You can find more information about configuring asynchronous data replication in Asynchronous data replication.
-
Configure redundant heartbeat interfaces: You can configure virtual interfaces for each HA node to monitor the availability of the other node.
You can find more information about configuring redundant heartbeat interfaces in Redundant heartbeat interfaces.
-
Configure next-hop monitoring: You can provide IP addresses (usually next hop routers) to continuously monitor from both the primary and the secondary nodes using ICMP echo (ping) messages. If any of the monitored addresses becomes unreachable from the primary node while being reachable from the secondary node (in other words, more monitored addresses are accessible from the secondary node) then it is assumed that the primary node is unreachable and a forced takeover occurs – even if the primary node is otherwise functional.
You can find more information about configuring next-hop monitoring in Next-hop router monitoring.
-
Reboot the HA cluster: To reboot both nodes, click Reboot Cluster.

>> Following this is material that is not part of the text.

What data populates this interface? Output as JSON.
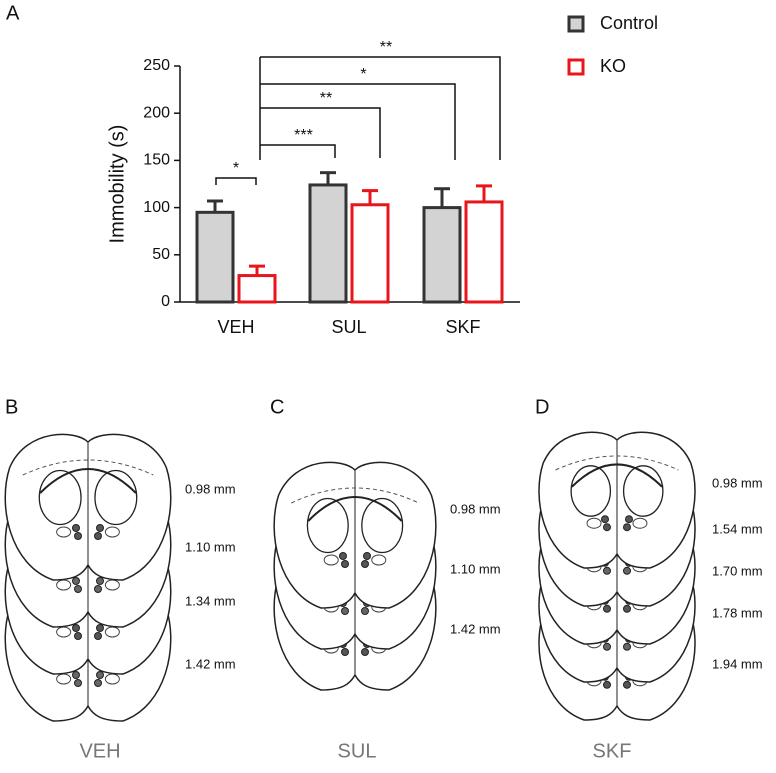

To prevent takeover, a token is placed on the secondary node. While this token persists, the secondary node halts its boot process to make sure that the primary node boots first. Following reboot, the primary node removes this token from the secondary node, allowing it to continue with the boot process.
If the token still persists on the secondary node following reboot, the Unblock Slave Node button is displayed. Clicking the button removes the token, and reboots the secondary node.
-
Reboot a node: Reboots the selected node.
When rebooting the nodes of a cluster, reboot the other (secondary) node first to avoid unnecessary takeovers.
-
Shutdown a node: Forces the selected node to shutdown.
When shutting down the nodes of a cluster, shut down the other (secondary) node first. When powering on the nodes, start the primary node first to avoid unnecessary takeovers.
-
Manual takeover: To activate the other node and disable the currently active node, click Activate slave.
Activating the secondary node terminates all connections of SSB and might result in data loss. The secondary node becomes active after about 60 seconds, during which SSB cannot accept incoming messages. Enable disk-buffering on your syslog-ng clients and relays to prevent data loss in such cases.